A cohabitant as defined under the Civil Partnership and Certain Rights and Obligations of Cohabitants Act 2010 is one of two adults (whether of the same or the opposite sex) who live together as a couple in an intimate and committed relationship and who are not related to each other within the prohibited degrees of relationship or married to each other or civil partners of each other.
A qualified cohabitant means an adult who was in a relationship of cohabitation with another adult and who, immediately before the time that relationship ended, whether through death or otherwise, was living with the other adult as a couple for a period—
(a) of 2 years or more (in its entirety) , in the case where they are the parents of one or more dependent children, and
(b) of 5 years or more, (in its entirety) in any other case.
An adult who would otherwise be a qualified cohabitant is not a qualified cohabitant if :
(a) one or both of the adults is or was, at any time during the relationship concerned, an adult who was married to someone else, and
b) at the time the relationship concerned ends, each adult who is or was married has not lived apart from his or her spouse for a period or periods of at least 4 years during the previous 5 years.
(a) the degree to which the adults present themselves to others as a couple; (this is a very important factor considered by the Courts)
(b) the basis on which the couple live together;
(c) the degree of financial dependence of either adult on the other and any agreements in respect of their finances; (this does not need to be established for claims on death)
(d) whether there are one or more dependent children;
(e) the degree and nature of any financial arrangements between the adults including any joint purchase of an estate or interest in land or joint acquisition of personal property;
(f) whether one of the adults cares for and supports the children of the other; and
(g) the duration of the relationship;
For the avoidance of doubt a relationship does not cease to be an intimate relationship for the purpose of this section merely because it is no longer sexual in nature.
The surviving cohabitant can seek provision to be made for them out of the deceased cohabitant’s estate. There is no need to prove that the surviving cohabitant was financially dependent on the deceased. There is also no need to prove that the deceased failed to make proper provision for the surviving cohabitant in their will or on intestacy.
The Court cannot make provision for the surviving cohabitant that is greater that what s spouse or civil partner would be entitled to in similar circumstances. This will depend on whether the deceased died with or without a Will.
If the deceased cohabitee was married, the Court cannot make a provision for the surviving cohabitee that would reduce the Legal Right Share of the surviving spouse.
The law provides a two-year time limit for the commencement of proceedings “save in exceptional circumstances” from “the time that the relationship between the cohabitants ends, whether through death or otherwise.” . Two years is the longest that a relationship can be ended before the death of the cohabitant when the surviving cohabitant is seeking redress from the estate.

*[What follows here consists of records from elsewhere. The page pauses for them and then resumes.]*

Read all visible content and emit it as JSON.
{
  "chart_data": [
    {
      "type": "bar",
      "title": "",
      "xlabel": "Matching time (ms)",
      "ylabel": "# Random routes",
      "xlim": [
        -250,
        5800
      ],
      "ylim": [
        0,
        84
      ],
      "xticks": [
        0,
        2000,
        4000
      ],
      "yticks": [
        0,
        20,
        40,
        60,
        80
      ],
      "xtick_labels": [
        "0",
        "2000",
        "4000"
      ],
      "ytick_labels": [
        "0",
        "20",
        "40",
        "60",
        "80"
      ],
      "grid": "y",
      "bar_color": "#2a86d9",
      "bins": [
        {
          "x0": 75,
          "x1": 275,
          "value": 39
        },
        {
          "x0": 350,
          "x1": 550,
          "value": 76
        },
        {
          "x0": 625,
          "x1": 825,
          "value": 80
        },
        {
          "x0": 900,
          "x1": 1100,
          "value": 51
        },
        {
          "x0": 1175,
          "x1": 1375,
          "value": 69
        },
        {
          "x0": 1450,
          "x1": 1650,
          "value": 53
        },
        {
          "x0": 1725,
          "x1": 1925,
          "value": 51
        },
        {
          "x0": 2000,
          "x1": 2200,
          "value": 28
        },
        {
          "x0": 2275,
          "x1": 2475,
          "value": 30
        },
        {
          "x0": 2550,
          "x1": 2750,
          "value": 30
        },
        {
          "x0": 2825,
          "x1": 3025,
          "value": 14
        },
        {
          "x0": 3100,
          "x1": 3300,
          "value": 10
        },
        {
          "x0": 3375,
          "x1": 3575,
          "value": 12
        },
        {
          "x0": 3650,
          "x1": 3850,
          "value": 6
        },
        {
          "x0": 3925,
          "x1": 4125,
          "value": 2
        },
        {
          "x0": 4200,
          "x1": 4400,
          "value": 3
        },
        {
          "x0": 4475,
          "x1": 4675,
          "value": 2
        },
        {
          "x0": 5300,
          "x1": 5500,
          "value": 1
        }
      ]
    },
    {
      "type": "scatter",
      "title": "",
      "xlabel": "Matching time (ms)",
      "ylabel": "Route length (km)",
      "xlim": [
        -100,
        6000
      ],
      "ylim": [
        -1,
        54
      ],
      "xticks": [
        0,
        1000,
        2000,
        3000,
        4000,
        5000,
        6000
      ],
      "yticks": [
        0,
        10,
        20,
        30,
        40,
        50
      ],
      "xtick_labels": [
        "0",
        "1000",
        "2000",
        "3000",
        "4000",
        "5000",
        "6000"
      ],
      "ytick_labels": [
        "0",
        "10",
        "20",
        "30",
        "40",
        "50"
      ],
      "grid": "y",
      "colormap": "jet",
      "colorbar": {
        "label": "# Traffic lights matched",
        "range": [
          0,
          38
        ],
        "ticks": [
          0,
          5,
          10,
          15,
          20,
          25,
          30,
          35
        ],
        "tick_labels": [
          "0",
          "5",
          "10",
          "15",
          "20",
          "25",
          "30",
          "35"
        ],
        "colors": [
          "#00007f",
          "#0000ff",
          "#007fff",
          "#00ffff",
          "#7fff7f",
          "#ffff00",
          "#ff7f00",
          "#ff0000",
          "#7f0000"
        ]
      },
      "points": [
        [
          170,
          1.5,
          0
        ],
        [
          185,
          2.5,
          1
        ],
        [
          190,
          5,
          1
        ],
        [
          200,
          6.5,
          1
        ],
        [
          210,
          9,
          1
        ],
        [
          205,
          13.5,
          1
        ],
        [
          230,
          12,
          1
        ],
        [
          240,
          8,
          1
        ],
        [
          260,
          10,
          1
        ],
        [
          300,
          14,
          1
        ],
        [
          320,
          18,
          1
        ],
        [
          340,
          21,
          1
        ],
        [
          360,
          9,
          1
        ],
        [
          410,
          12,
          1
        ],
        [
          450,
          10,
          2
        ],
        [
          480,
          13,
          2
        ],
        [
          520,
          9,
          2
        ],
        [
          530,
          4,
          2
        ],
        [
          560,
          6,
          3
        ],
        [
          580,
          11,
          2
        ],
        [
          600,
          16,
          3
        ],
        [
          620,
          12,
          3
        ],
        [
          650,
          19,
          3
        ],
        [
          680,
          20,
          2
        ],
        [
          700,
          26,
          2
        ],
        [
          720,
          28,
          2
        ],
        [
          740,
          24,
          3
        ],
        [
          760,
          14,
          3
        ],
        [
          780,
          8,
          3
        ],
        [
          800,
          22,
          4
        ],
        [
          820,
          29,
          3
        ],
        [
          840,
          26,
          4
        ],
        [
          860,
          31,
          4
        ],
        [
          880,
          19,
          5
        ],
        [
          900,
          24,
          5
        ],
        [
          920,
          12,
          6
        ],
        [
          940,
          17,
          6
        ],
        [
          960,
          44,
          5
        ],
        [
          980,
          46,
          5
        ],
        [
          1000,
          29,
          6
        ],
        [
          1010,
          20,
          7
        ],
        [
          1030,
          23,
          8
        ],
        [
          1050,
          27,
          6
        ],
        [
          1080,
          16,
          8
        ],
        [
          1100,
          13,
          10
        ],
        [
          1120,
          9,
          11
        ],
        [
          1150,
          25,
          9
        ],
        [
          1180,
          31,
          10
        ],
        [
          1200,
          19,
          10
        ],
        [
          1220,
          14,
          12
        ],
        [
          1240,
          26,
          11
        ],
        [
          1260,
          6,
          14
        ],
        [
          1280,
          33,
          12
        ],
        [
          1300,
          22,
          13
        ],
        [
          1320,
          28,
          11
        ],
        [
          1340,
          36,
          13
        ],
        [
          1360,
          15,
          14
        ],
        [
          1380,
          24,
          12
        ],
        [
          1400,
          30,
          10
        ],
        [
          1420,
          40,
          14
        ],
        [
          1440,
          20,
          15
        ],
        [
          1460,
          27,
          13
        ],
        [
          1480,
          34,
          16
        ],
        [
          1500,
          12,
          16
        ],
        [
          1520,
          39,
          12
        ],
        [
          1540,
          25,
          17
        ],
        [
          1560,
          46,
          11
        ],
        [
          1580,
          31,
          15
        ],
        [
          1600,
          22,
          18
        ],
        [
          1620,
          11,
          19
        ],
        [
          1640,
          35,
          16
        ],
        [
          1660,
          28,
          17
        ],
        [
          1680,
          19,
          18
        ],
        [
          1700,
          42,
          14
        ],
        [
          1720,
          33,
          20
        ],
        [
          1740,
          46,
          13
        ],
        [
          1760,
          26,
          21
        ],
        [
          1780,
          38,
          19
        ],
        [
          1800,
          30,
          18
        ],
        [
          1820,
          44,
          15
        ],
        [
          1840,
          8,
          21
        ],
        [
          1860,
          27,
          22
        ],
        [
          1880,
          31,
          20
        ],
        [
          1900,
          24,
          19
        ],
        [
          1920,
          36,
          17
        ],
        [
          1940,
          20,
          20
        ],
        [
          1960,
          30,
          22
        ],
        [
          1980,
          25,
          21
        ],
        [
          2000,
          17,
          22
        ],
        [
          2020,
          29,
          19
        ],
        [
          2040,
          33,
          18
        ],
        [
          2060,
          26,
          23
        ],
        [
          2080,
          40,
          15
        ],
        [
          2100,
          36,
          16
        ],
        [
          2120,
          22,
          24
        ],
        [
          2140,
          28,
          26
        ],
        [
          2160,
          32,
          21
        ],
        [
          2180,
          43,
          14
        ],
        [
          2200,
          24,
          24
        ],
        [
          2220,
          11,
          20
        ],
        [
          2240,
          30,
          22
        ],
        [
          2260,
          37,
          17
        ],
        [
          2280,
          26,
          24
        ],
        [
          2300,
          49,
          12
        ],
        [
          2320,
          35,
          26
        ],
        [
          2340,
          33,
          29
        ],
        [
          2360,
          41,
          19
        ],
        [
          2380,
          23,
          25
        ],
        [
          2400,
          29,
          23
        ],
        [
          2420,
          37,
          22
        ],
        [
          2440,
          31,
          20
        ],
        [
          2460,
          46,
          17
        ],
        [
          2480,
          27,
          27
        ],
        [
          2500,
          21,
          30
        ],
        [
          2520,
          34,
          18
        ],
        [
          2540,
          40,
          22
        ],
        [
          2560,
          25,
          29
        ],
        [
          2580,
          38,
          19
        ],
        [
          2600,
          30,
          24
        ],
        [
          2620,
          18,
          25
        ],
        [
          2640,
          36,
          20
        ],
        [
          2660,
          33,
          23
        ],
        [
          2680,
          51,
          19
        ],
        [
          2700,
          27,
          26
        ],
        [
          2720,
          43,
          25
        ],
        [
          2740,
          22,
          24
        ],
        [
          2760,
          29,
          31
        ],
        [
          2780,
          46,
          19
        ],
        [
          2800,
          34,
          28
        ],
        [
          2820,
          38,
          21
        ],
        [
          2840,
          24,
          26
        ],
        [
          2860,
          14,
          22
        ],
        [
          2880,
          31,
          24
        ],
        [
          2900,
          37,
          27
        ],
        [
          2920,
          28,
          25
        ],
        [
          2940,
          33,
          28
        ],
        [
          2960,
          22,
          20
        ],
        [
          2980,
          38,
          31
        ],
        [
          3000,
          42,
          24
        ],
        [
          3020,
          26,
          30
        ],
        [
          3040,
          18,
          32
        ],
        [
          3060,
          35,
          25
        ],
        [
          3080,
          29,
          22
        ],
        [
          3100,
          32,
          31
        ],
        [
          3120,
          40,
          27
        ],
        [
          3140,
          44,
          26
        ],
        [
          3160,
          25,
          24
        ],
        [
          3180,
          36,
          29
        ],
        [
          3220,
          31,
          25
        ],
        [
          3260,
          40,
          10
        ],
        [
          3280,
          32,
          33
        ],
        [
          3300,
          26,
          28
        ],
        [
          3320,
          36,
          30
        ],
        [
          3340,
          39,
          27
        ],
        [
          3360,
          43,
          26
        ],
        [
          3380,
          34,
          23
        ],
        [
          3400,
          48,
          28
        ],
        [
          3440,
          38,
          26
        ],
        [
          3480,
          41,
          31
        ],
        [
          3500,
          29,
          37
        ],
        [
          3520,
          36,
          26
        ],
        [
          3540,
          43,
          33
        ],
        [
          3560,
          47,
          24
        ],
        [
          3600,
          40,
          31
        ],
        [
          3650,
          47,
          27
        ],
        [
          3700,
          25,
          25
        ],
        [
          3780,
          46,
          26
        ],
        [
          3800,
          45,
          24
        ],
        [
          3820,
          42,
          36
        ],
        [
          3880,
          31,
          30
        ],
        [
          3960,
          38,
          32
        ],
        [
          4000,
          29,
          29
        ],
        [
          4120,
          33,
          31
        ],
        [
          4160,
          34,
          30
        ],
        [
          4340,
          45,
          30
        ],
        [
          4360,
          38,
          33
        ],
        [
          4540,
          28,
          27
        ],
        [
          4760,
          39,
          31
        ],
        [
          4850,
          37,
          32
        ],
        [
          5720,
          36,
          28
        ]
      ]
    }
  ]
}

There is an absolute time limit to apply for relief against the estate of a deceased cohabitant. It is six months after the date of the grant of representation ( Grant of Probate of Administration) . There is no obligation on the Legal Personal Representative to notify the surviving cohabitant of the date of issue of the Grant of Representation. However, steps can be taken to ensure that the surviving cohabitant is notified in time, but it is important to act swiftly.